TALLAHASSEE, Fla. (WTXL) - It could soon be more difficult and more expensive to get your smartphone repaired.

A local business owner is concerned big phone companies like Apple are making changes meant to hurt independent repair shops. That means if you want to get your phone fixed quick, you could be out of luck.

"It's their lifeline to the internet, their contacts. That's how you get directions. Your phone is everything to you these days," said Collin Fitzsimmons, Tallahassee's Regional Manager for Computer Repair Doctor. The company started in the Capital City and has since branched out to eight locations in five states.
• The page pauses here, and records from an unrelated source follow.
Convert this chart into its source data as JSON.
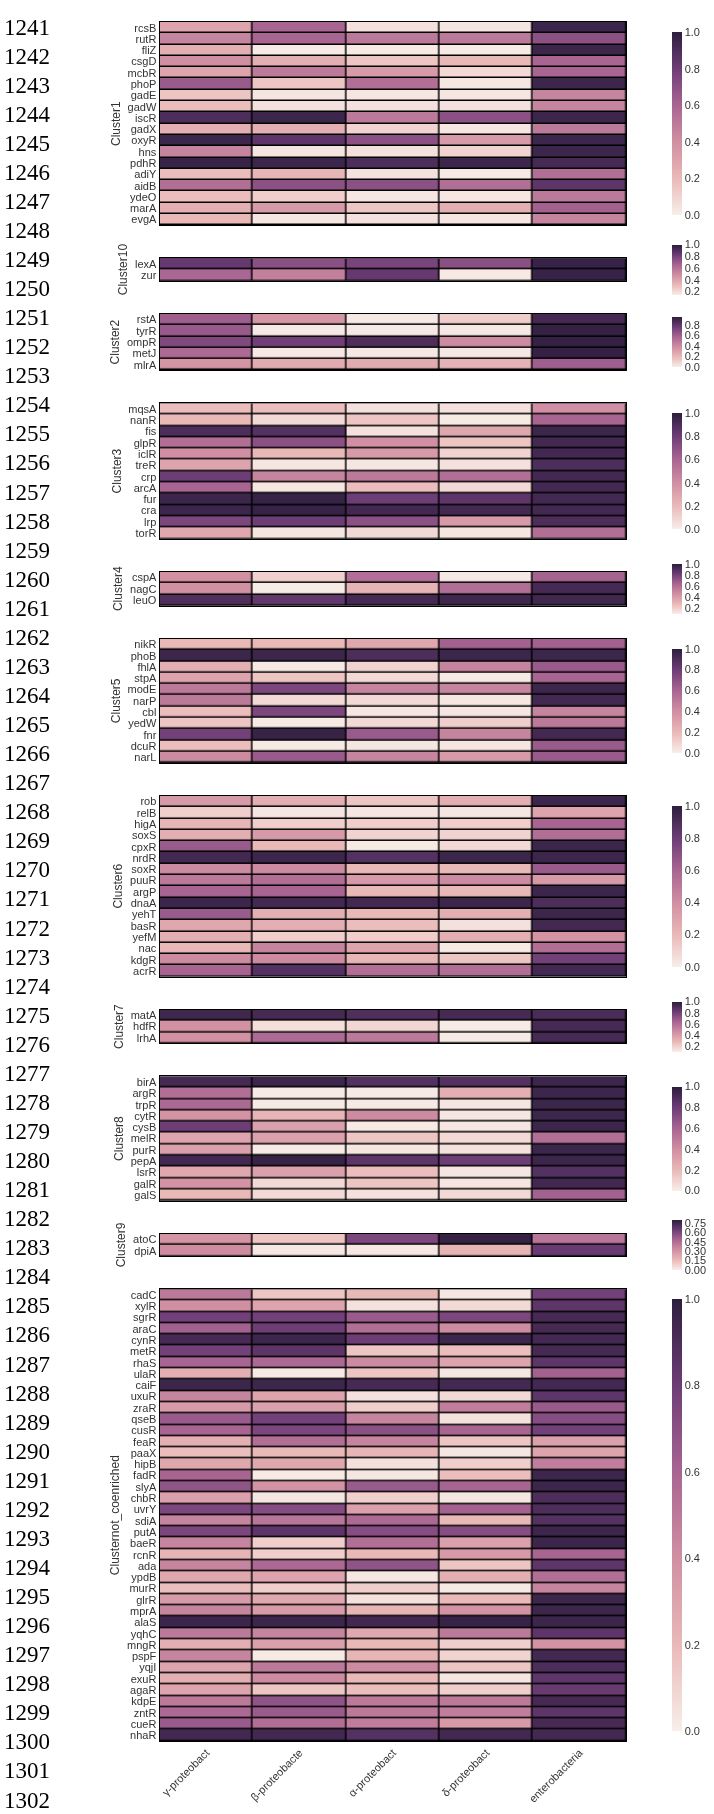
{
  "chart_data": [
    {
      "type": "heatmap",
      "ylabel": "Cluster1",
      "tick_labels": "y",
      "categories": [
        null,
        null,
        null,
        null,
        null
      ],
      "annotations": [
        "1241",
        "1242",
        "1243",
        "1244",
        "1245",
        "1246",
        "1247",
        "1248",
        "1249",
        "1250",
        "1251",
        "1252",
        "1253",
        "1254",
        "1255",
        "1256",
        "1257",
        "1258",
        "1259",
        "1260",
        "1261",
        "1262",
        "1263",
        "1264",
        "1265",
        "1266",
        "1267",
        "1268",
        "1269",
        "1270",
        "1271",
        "1272",
        "1273",
        "1274",
        "1275",
        "1276",
        "1277",
        "1278",
        "1279",
        "1280",
        "1281",
        "1282",
        "1283",
        "1284",
        "1285",
        "1286",
        "1287",
        "1288",
        "1289",
        "1290",
        "1291",
        "1292",
        "1293",
        "1294",
        "1295",
        "1296",
        "1297",
        "1298",
        "1299",
        "1300",
        "1301",
        "1302"
      ],
      "y_categories": [
        "rcsB",
        "rutR",
        "fliZ",
        "csgD",
        "mcbR",
        "phoP",
        "gadE",
        "gadW",
        "iscR",
        "gadX",
        "oxyR",
        "hns",
        "pdhR",
        "adiY",
        "aidB",
        "ydeO",
        "marA",
        "evgA"
      ],
      "cells": [
        [
          0.3,
          0.6,
          0.05,
          0.03,
          0.95
        ],
        [
          0.45,
          0.6,
          0.5,
          0.5,
          0.7
        ],
        [
          0.25,
          0.02,
          0.02,
          0.02,
          0.95
        ],
        [
          0.4,
          0.25,
          0.15,
          0.2,
          0.6
        ],
        [
          0.3,
          0.5,
          0.35,
          0.08,
          0.6
        ],
        [
          0.65,
          0.15,
          0.55,
          0.03,
          0.95
        ],
        [
          0.15,
          0.03,
          0.03,
          0.03,
          0.45
        ],
        [
          0.18,
          0.05,
          0.05,
          0.05,
          0.45
        ],
        [
          0.9,
          0.95,
          0.5,
          0.7,
          0.95
        ],
        [
          0.25,
          0.25,
          0.1,
          0.03,
          0.5
        ],
        [
          0.95,
          0.85,
          0.7,
          0.35,
          0.95
        ],
        [
          0.45,
          0.03,
          0.05,
          0.1,
          0.95
        ],
        [
          0.97,
          0.95,
          0.9,
          0.95,
          0.92
        ],
        [
          0.18,
          0.22,
          0.05,
          0.02,
          0.55
        ],
        [
          0.55,
          0.7,
          0.7,
          0.55,
          0.85
        ],
        [
          0.18,
          0.12,
          0.03,
          0.03,
          0.5
        ],
        [
          0.25,
          0.35,
          0.15,
          0.25,
          0.62
        ],
        [
          0.2,
          0.03,
          0.05,
          0.03,
          0.45
        ]
      ],
      "clim": [
        0,
        1.0
      ],
      "cticks": [
        {
          "value": 0,
          "label": "0.0"
        },
        {
          "value": 0.2,
          "label": "0.2"
        },
        {
          "value": 0.4,
          "label": "0.4"
        },
        {
          "value": 0.6,
          "label": "0.6"
        },
        {
          "value": 0.8,
          "label": "0.8"
        },
        {
          "value": 1.0,
          "label": "1.0"
        }
      ]
    },
    {
      "type": "heatmap",
      "ylabel": "Cluster10",
      "tick_labels": "y",
      "categories": [
        null,
        null,
        null,
        null,
        null
      ],
      "y_categories": [
        "lexA",
        "zur"
      ],
      "cells": [
        [
          0.85,
          0.75,
          0.8,
          0.75,
          0.97
        ],
        [
          0.65,
          0.55,
          0.85,
          0.17,
          0.97
        ]
      ],
      "clim": [
        0.15,
        1.0
      ],
      "cticks": [
        {
          "value": 0.2,
          "label": "0.2"
        },
        {
          "value": 0.4,
          "label": "0.4"
        },
        {
          "value": 0.6,
          "label": "0.6"
        },
        {
          "value": 0.8,
          "label": "0.8"
        },
        {
          "value": 1.0,
          "label": "1.0"
        }
      ]
    },
    {
      "type": "heatmap",
      "ylabel": "Cluster2",
      "tick_labels": "y",
      "categories": [
        null,
        null,
        null,
        null,
        null
      ],
      "y_categories": [
        "rstA",
        "tyrR",
        "ompR",
        "metJ",
        "mlrA"
      ],
      "cells": [
        [
          0.6,
          0.35,
          0.02,
          0.12,
          0.88
        ],
        [
          0.62,
          0.02,
          0.02,
          0.02,
          0.93
        ],
        [
          0.7,
          0.75,
          0.85,
          0.4,
          0.93
        ],
        [
          0.55,
          0.02,
          0.02,
          0.02,
          0.93
        ],
        [
          0.35,
          0.25,
          0.25,
          0.22,
          0.6
        ]
      ],
      "clim": [
        0,
        0.95
      ],
      "cticks": [
        {
          "value": 0,
          "label": "0.0"
        },
        {
          "value": 0.2,
          "label": "0.2"
        },
        {
          "value": 0.4,
          "label": "0.4"
        },
        {
          "value": 0.6,
          "label": "0.6"
        },
        {
          "value": 0.8,
          "label": "0.8"
        }
      ]
    },
    {
      "type": "heatmap",
      "ylabel": "Cluster3",
      "tick_labels": "y",
      "categories": [
        null,
        null,
        null,
        null,
        null
      ],
      "y_categories": [
        "mqsA",
        "nanR",
        "fis",
        "glpR",
        "iclR",
        "treR",
        "crp",
        "arcA",
        "fur",
        "cra",
        "lrp",
        "torR"
      ],
      "cells": [
        [
          0.18,
          0.18,
          0.05,
          0.05,
          0.4
        ],
        [
          0.2,
          0.08,
          0.15,
          0.02,
          0.6
        ],
        [
          0.9,
          0.88,
          0.05,
          0.28,
          0.95
        ],
        [
          0.55,
          0.7,
          0.4,
          0.15,
          0.93
        ],
        [
          0.4,
          0.2,
          0.35,
          0.1,
          0.93
        ],
        [
          0.3,
          0.03,
          0.03,
          0.05,
          0.9
        ],
        [
          0.8,
          0.45,
          0.5,
          0.55,
          0.93
        ],
        [
          0.6,
          0.03,
          0.18,
          0.08,
          0.93
        ],
        [
          0.95,
          0.97,
          0.8,
          0.85,
          0.93
        ],
        [
          0.95,
          0.97,
          0.93,
          0.93,
          0.93
        ],
        [
          0.75,
          0.8,
          0.7,
          0.35,
          0.9
        ],
        [
          0.28,
          0.03,
          0.08,
          0.03,
          0.55
        ]
      ],
      "clim": [
        0,
        1.0
      ],
      "cticks": [
        {
          "value": 0,
          "label": "0.0"
        },
        {
          "value": 0.2,
          "label": "0.2"
        },
        {
          "value": 0.4,
          "label": "0.4"
        },
        {
          "value": 0.6,
          "label": "0.6"
        },
        {
          "value": 0.8,
          "label": "0.8"
        },
        {
          "value": 1.0,
          "label": "1.0"
        }
      ]
    },
    {
      "type": "heatmap",
      "ylabel": "Cluster4",
      "tick_labels": "y",
      "categories": [
        null,
        null,
        null,
        null,
        null
      ],
      "y_categories": [
        "cspA",
        "nagC",
        "leuO"
      ],
      "cells": [
        [
          0.45,
          0.2,
          0.6,
          0.12,
          0.65
        ],
        [
          0.45,
          0.11,
          0.3,
          0.6,
          0.93
        ],
        [
          0.9,
          0.85,
          0.93,
          0.95,
          0.95
        ]
      ],
      "clim": [
        0.1,
        1.0
      ],
      "cticks": [
        {
          "value": 0.2,
          "label": "0.2"
        },
        {
          "value": 0.4,
          "label": "0.4"
        },
        {
          "value": 0.6,
          "label": "0.6"
        },
        {
          "value": 0.8,
          "label": "0.8"
        },
        {
          "value": 1.0,
          "label": "1.0"
        }
      ]
    },
    {
      "type": "heatmap",
      "ylabel": "Cluster5",
      "tick_labels": "y",
      "categories": [
        null,
        null,
        null,
        null,
        null
      ],
      "y_categories": [
        "nikR",
        "phoB",
        "fhlA",
        "stpA",
        "modE",
        "narP",
        "cbl",
        "yedW",
        "fnr",
        "dcuR",
        "narL"
      ],
      "cells": [
        [
          0.2,
          0.2,
          0.28,
          0.62,
          0.62
        ],
        [
          0.95,
          0.95,
          0.9,
          0.95,
          0.95
        ],
        [
          0.25,
          0.02,
          0.1,
          0.45,
          0.65
        ],
        [
          0.3,
          0.15,
          0.08,
          0.02,
          0.6
        ],
        [
          0.5,
          0.75,
          0.45,
          0.45,
          0.95
        ],
        [
          0.5,
          0.08,
          0.08,
          0.03,
          0.93
        ],
        [
          0.18,
          0.75,
          0.03,
          0.03,
          0.45
        ],
        [
          0.15,
          0.02,
          0.08,
          0.12,
          0.5
        ],
        [
          0.78,
          0.97,
          0.65,
          0.45,
          0.93
        ],
        [
          0.18,
          0.02,
          0.03,
          0.03,
          0.65
        ],
        [
          0.42,
          0.65,
          0.45,
          0.35,
          0.65
        ]
      ],
      "clim": [
        0,
        1.0
      ],
      "cticks": [
        {
          "value": 0,
          "label": "0.0"
        },
        {
          "value": 0.2,
          "label": "0.2"
        },
        {
          "value": 0.4,
          "label": "0.4"
        },
        {
          "value": 0.6,
          "label": "0.6"
        },
        {
          "value": 0.8,
          "label": "0.8"
        },
        {
          "value": 1.0,
          "label": "1.0"
        }
      ]
    },
    {
      "type": "heatmap",
      "ylabel": "Cluster6",
      "tick_labels": "y",
      "categories": [
        null,
        null,
        null,
        null,
        null
      ],
      "y_categories": [
        "rob",
        "relB",
        "higA",
        "soxS",
        "cpxR",
        "nrdR",
        "soxR",
        "puuR",
        "argP",
        "dnaA",
        "yehT",
        "basR",
        "yefM",
        "nac",
        "kdgR",
        "acrR"
      ],
      "cells": [
        [
          0.35,
          0.25,
          0.15,
          0.25,
          0.95
        ],
        [
          0.12,
          0.03,
          0.03,
          0.03,
          0.3
        ],
        [
          0.22,
          0.12,
          0.12,
          0.12,
          0.6
        ],
        [
          0.25,
          0.35,
          0.1,
          0.1,
          0.55
        ],
        [
          0.65,
          0.2,
          0.02,
          0.08,
          0.95
        ],
        [
          0.93,
          0.95,
          0.88,
          0.95,
          0.95
        ],
        [
          0.42,
          0.42,
          0.2,
          0.2,
          0.65
        ],
        [
          0.5,
          0.55,
          0.35,
          0.42,
          0.35
        ],
        [
          0.6,
          0.6,
          0.2,
          0.2,
          0.95
        ],
        [
          0.95,
          0.93,
          0.93,
          0.95,
          0.9
        ],
        [
          0.65,
          0.25,
          0.2,
          0.25,
          0.95
        ],
        [
          0.28,
          0.25,
          0.18,
          0.05,
          0.93
        ],
        [
          0.25,
          0.12,
          0.12,
          0.25,
          0.38
        ],
        [
          0.2,
          0.45,
          0.3,
          0.02,
          0.55
        ],
        [
          0.42,
          0.42,
          0.22,
          0.15,
          0.78
        ],
        [
          0.6,
          0.88,
          0.55,
          0.55,
          0.93
        ]
      ],
      "clim": [
        0,
        1.0
      ],
      "cticks": [
        {
          "value": 0,
          "label": "0.0"
        },
        {
          "value": 0.2,
          "label": "0.2"
        },
        {
          "value": 0.4,
          "label": "0.4"
        },
        {
          "value": 0.6,
          "label": "0.6"
        },
        {
          "value": 0.8,
          "label": "0.8"
        },
        {
          "value": 1.0,
          "label": "1.0"
        }
      ]
    },
    {
      "type": "heatmap",
      "ylabel": "Cluster7",
      "tick_labels": "y",
      "categories": [
        null,
        null,
        null,
        null,
        null
      ],
      "y_categories": [
        "matA",
        "hdfR",
        "lrhA"
      ],
      "cells": [
        [
          0.95,
          0.93,
          0.9,
          0.93,
          0.92
        ],
        [
          0.45,
          0.15,
          0.18,
          0.11,
          0.93
        ],
        [
          0.45,
          0.62,
          0.55,
          0.11,
          0.93
        ]
      ],
      "clim": [
        0.1,
        1.0
      ],
      "cticks": [
        {
          "value": 0.2,
          "label": "0.2"
        },
        {
          "value": 0.4,
          "label": "0.4"
        },
        {
          "value": 0.6,
          "label": "0.6"
        },
        {
          "value": 0.8,
          "label": "0.8"
        },
        {
          "value": 1.0,
          "label": "1.0"
        }
      ]
    },
    {
      "type": "heatmap",
      "ylabel": "Cluster8",
      "tick_labels": "y",
      "categories": [
        null,
        null,
        null,
        null,
        null
      ],
      "y_categories": [
        "birA",
        "argR",
        "trpR",
        "cytR",
        "cysB",
        "melR",
        "purR",
        "pepA",
        "lsrR",
        "galR",
        "galS"
      ],
      "cells": [
        [
          0.92,
          0.95,
          0.88,
          0.88,
          0.95
        ],
        [
          0.55,
          0.02,
          0.02,
          0.25,
          0.95
        ],
        [
          0.58,
          0.02,
          0.02,
          0.03,
          0.95
        ],
        [
          0.38,
          0.22,
          0.42,
          0.03,
          0.95
        ],
        [
          0.8,
          0.32,
          0.02,
          0.03,
          0.95
        ],
        [
          0.3,
          0.32,
          0.15,
          0.08,
          0.55
        ],
        [
          0.32,
          0.02,
          0.03,
          0.05,
          0.95
        ],
        [
          0.93,
          0.97,
          0.85,
          0.8,
          0.95
        ],
        [
          0.28,
          0.32,
          0.18,
          0.03,
          0.88
        ],
        [
          0.38,
          0.08,
          0.15,
          0.03,
          0.93
        ],
        [
          0.2,
          0.08,
          0.05,
          0.08,
          0.62
        ]
      ],
      "clim": [
        0,
        1.0
      ],
      "cticks": [
        {
          "value": 0,
          "label": "0.0"
        },
        {
          "value": 0.2,
          "label": "0.2"
        },
        {
          "value": 0.4,
          "label": "0.4"
        },
        {
          "value": 0.6,
          "label": "0.6"
        },
        {
          "value": 0.8,
          "label": "0.8"
        },
        {
          "value": 1.0,
          "label": "1.0"
        }
      ]
    },
    {
      "type": "heatmap",
      "ylabel": "Cluster9",
      "tick_labels": "y",
      "categories": [
        null,
        null,
        null,
        null,
        null
      ],
      "y_categories": [
        "atoC",
        "dpiA"
      ],
      "cells": [
        [
          0.3,
          0.12,
          0.6,
          0.78,
          0.42
        ],
        [
          0.33,
          0.02,
          0.02,
          0.18,
          0.65
        ]
      ],
      "clim": [
        0,
        0.8
      ],
      "cticks": [
        {
          "value": 0,
          "label": "0.00"
        },
        {
          "value": 0.15,
          "label": "0.15"
        },
        {
          "value": 0.3,
          "label": "0.30"
        },
        {
          "value": 0.45,
          "label": "0.45"
        },
        {
          "value": 0.6,
          "label": "0.60"
        },
        {
          "value": 0.75,
          "label": "0.75"
        }
      ]
    },
    {
      "type": "heatmap",
      "ylabel": "Clusternot_coenriched",
      "categories": [
        "γ-proteobact",
        "β-proteobacte",
        "α-proteobact",
        "δ-proteobact",
        "enterobacteria"
      ],
      "y_categories": [
        "cadC",
        "xylR",
        "sgrR",
        "araC",
        "cynR",
        "metR",
        "rhaS",
        "ulaR",
        "caiF",
        "uxuR",
        "zraR",
        "qseB",
        "cusR",
        "feaR",
        "paaX",
        "hipB",
        "fadR",
        "slyA",
        "chbR",
        "uvrY",
        "sdiA",
        "putA",
        "baeR",
        "rcnR",
        "ada",
        "ypdB",
        "murR",
        "glrR",
        "mprA",
        "alaS",
        "yqhC",
        "mngR",
        "pspF",
        "yqjI",
        "exuR",
        "agaR",
        "kdpE",
        "zntR",
        "cueR",
        "nhaR"
      ],
      "cells": [
        [
          0.5,
          0.15,
          0.2,
          0.03,
          0.78
        ],
        [
          0.4,
          0.3,
          0.05,
          0.08,
          0.85
        ],
        [
          0.78,
          0.78,
          0.65,
          0.75,
          0.92
        ],
        [
          0.62,
          0.8,
          0.55,
          0.42,
          0.92
        ],
        [
          0.92,
          0.95,
          0.8,
          0.95,
          0.93
        ],
        [
          0.78,
          0.85,
          0.15,
          0.18,
          0.92
        ],
        [
          0.6,
          0.58,
          0.42,
          0.3,
          0.85
        ],
        [
          0.25,
          0.02,
          0.15,
          0.03,
          0.62
        ],
        [
          0.95,
          0.95,
          0.92,
          0.93,
          0.93
        ],
        [
          0.45,
          0.3,
          0.05,
          0.08,
          0.85
        ],
        [
          0.35,
          0.32,
          0.12,
          0.48,
          0.65
        ],
        [
          0.65,
          0.78,
          0.45,
          0.05,
          0.72
        ],
        [
          0.6,
          0.75,
          0.7,
          0.6,
          0.78
        ],
        [
          0.25,
          0.55,
          0.45,
          0.15,
          0.32
        ],
        [
          0.18,
          0.2,
          0.22,
          0.03,
          0.3
        ],
        [
          0.28,
          0.28,
          0.05,
          0.12,
          0.48
        ],
        [
          0.6,
          0.02,
          0.03,
          0.18,
          0.95
        ],
        [
          0.68,
          0.38,
          0.65,
          0.6,
          0.95
        ],
        [
          0.32,
          0.03,
          0.12,
          0.03,
          0.9
        ],
        [
          0.75,
          0.72,
          0.32,
          0.62,
          0.9
        ],
        [
          0.45,
          0.52,
          0.58,
          0.2,
          0.88
        ],
        [
          0.75,
          0.85,
          0.72,
          0.72,
          0.95
        ],
        [
          0.45,
          0.12,
          0.55,
          0.32,
          0.95
        ],
        [
          0.22,
          0.12,
          0.2,
          0.35,
          0.6
        ],
        [
          0.45,
          0.58,
          0.68,
          0.15,
          0.85
        ],
        [
          0.28,
          0.3,
          0.03,
          0.25,
          0.55
        ],
        [
          0.18,
          0.12,
          0.12,
          0.02,
          0.45
        ],
        [
          0.35,
          0.28,
          0.05,
          0.2,
          0.95
        ],
        [
          0.45,
          0.35,
          0.22,
          0.38,
          0.95
        ],
        [
          0.95,
          0.95,
          0.93,
          0.97,
          0.95
        ],
        [
          0.5,
          0.45,
          0.28,
          0.5,
          0.85
        ],
        [
          0.25,
          0.32,
          0.2,
          0.12,
          0.38
        ],
        [
          0.45,
          0.02,
          0.22,
          0.1,
          0.93
        ],
        [
          0.3,
          0.5,
          0.42,
          0.15,
          0.9
        ],
        [
          0.25,
          0.42,
          0.2,
          0.03,
          0.85
        ],
        [
          0.3,
          0.15,
          0.18,
          0.12,
          0.82
        ],
        [
          0.5,
          0.68,
          0.5,
          0.5,
          0.92
        ],
        [
          0.58,
          0.65,
          0.5,
          0.48,
          0.85
        ],
        [
          0.65,
          0.55,
          0.48,
          0.35,
          0.92
        ],
        [
          0.93,
          0.93,
          0.88,
          0.93,
          0.93
        ]
      ],
      "clim": [
        0,
        1.0
      ],
      "cticks": [
        {
          "value": 0,
          "label": "0.0"
        },
        {
          "value": 0.2,
          "label": "0.2"
        },
        {
          "value": 0.4,
          "label": "0.4"
        },
        {
          "value": 0.6,
          "label": "0.6"
        },
        {
          "value": 0.8,
          "label": "0.8"
        },
        {
          "value": 1.0,
          "label": "1.0"
        }
      ]
    }
  ]
}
Fitzsimmons says repairing smartphones is big business, even for local shops. He says last year, half of the total business at Computer Repair Doctor's Tallahassee location was fixing cracked iPhone screens.

Now, those repairs are becoming less common. Part of the reason is the way Apple is changing their phones.

"With the iPhone 7 release, they made it so that repair shops like us can't actually repair the home button anymore," said Fitzsimmons. "It takes a machine called the Horizon machine."

Those machines are only available at Apple stores. However, not everyone lives near an Apple store and according to CNN, not every store has a Horizon machine. You're then left to mail your phone in to get it fixed, which could take days or even a week plus. That's why fixing it locally is more convenient.

"It only took half a day," said Kevin Patrick, a Computer Repair Doctor customer from Tallahassee. "We brought it in this afternoon and it was done by this evening. It's a nice neighborhood business to come to and get it taken care of. We like the intimacy and the way we're treated here."

Despite the convenience, phone companies like Apple and Samsung warn customers that having an unauthorized shop fix your phone could cause even more damage or pose a security risk. 

Fitzsimmons thinks it's all about the money.

"I think it's definitely Apple trying to capture more of that market, trying to make more profit," he said. "They don't want to compete with us, they wan't to crush us."

According to The Repair Association, 12 states have introduced Fair Repair legislation. The laws would require electronic equipment manufacturers to sell repair parts and release service information, allowing you to fix your phone yourself or bring it to a local shop.

Florida and Georgia do not have legislation like this pending, but local repair shop owners say they would support it.